Congratulations to Jin Wang on successfully defending her PhD thesis titled “Acceleration and Optimization of Dynamic Parallelism for Irregular Applications on GPUs”!

Posted by on Nov 7, 2016 in News

Congratulations to Jin Wang on successfully defending her PhD thesis titled “Acceleration and Optimization of Dynamic Parallelism for Irregular Applications on GPUs”!

Jin Wang successfully defended her thesis titled “Acceleration and Optimization of Dynamic Parallelism for Irregular Applications on GPUs” on Nov 7, 2016. Congratulations Dr. Wang!!!

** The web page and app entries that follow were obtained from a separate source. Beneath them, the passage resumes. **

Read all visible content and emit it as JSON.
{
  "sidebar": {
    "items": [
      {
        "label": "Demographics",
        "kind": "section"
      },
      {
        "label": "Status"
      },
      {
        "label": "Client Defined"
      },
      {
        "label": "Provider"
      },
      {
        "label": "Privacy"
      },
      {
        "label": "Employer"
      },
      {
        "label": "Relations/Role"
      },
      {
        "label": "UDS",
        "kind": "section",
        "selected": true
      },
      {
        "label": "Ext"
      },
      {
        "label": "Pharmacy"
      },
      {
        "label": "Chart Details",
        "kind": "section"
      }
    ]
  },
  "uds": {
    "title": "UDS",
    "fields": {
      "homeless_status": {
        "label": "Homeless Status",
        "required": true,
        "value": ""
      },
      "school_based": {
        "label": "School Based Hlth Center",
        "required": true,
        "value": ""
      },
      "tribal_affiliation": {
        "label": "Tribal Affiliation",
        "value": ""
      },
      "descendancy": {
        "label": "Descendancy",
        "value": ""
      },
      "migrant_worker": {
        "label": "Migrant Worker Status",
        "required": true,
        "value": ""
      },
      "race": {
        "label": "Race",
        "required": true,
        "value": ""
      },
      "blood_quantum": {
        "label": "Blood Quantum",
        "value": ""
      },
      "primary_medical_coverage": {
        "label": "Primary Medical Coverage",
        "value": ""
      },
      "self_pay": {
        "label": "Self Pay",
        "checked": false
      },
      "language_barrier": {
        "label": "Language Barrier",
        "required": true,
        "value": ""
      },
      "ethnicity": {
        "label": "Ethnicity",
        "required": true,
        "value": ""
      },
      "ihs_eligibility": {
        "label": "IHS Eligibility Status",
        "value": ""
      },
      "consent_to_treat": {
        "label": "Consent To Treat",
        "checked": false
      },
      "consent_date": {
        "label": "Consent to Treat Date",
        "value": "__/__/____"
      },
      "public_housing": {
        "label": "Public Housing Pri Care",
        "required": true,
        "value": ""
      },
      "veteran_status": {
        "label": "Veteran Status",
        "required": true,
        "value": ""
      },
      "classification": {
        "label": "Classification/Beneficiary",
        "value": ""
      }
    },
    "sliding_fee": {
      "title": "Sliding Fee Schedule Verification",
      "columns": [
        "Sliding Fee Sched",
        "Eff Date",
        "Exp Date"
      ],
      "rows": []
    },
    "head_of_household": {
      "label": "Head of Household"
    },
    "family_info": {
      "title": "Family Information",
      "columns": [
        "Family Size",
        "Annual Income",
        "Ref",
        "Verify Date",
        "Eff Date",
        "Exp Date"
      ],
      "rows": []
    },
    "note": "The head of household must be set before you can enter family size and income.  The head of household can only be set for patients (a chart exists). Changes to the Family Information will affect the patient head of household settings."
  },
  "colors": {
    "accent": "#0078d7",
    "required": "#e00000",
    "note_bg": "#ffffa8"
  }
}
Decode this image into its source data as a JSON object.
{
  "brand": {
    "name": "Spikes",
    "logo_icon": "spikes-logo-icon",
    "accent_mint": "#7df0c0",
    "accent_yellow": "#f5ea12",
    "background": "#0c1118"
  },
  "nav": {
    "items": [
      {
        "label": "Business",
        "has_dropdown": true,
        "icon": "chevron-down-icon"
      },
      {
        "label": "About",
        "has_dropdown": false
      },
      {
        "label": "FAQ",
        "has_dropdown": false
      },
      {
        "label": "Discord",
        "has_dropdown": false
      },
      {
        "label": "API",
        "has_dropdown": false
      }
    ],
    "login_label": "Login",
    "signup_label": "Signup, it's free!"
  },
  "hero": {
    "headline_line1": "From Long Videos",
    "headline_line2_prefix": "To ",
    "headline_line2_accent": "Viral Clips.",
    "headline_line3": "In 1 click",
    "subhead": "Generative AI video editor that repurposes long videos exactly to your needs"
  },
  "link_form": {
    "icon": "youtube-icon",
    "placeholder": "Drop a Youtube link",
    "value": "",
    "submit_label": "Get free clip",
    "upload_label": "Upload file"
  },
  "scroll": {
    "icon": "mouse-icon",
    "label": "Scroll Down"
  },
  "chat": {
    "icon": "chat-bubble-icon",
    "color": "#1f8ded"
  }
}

Abstract: The objective of this thesis is the development, implementation and optimization of a GPU execution model extension that efficiently supports time-varying, nested, fine-grained dynamic parallelism occurring in the irregular data intensive applications. These dynamically formed pockets of structured parallelism can utilize the recently introduced device-side nested kernel launch capabilities on GPUs. However, the low utilization of GPU resources and the high cost of the device kernel launch make it still difficult to harness dynamic parallelism on GPUs. This thesis then presents an extension to the common Bulk Synchronous Parallel(BSP) GPU execution model – Dynamic Thread Block Launch (DTBL), which provides the capability of spawning light-weight thread blocks from GPU threads on demand and coalescing them to existing native executing kernels. The finer granularity of a thread block provides effective and efficient control of smaller-scale, dynamically occurring nested pockets of structured parallelism during the computation. Evaluations of DTBL shows an average of 1.21x speedup over the baseline implementations. The thesis proposes two classes of optimizations of this model. The first is a thread block scheduling strategy that exploits spatial and temporal reference locality between parent kernels and dynamically launched child kernels. The locality-aware thread block scheduler is able to achieve another 27% increase in the overall performance. The second is an energy efficiency optimization which utilizes the SMX occupancy bubbles during the execution of a DTBL application and converts them to SMX idle period where a flexible DVFS technique can be applied to reduce the dynamic and leakage power to achieve better energy efficiency. By presenting the implementation, measurements and key insights, this thesis takes a step in addressing the challenges and issues in emerging irregular applications.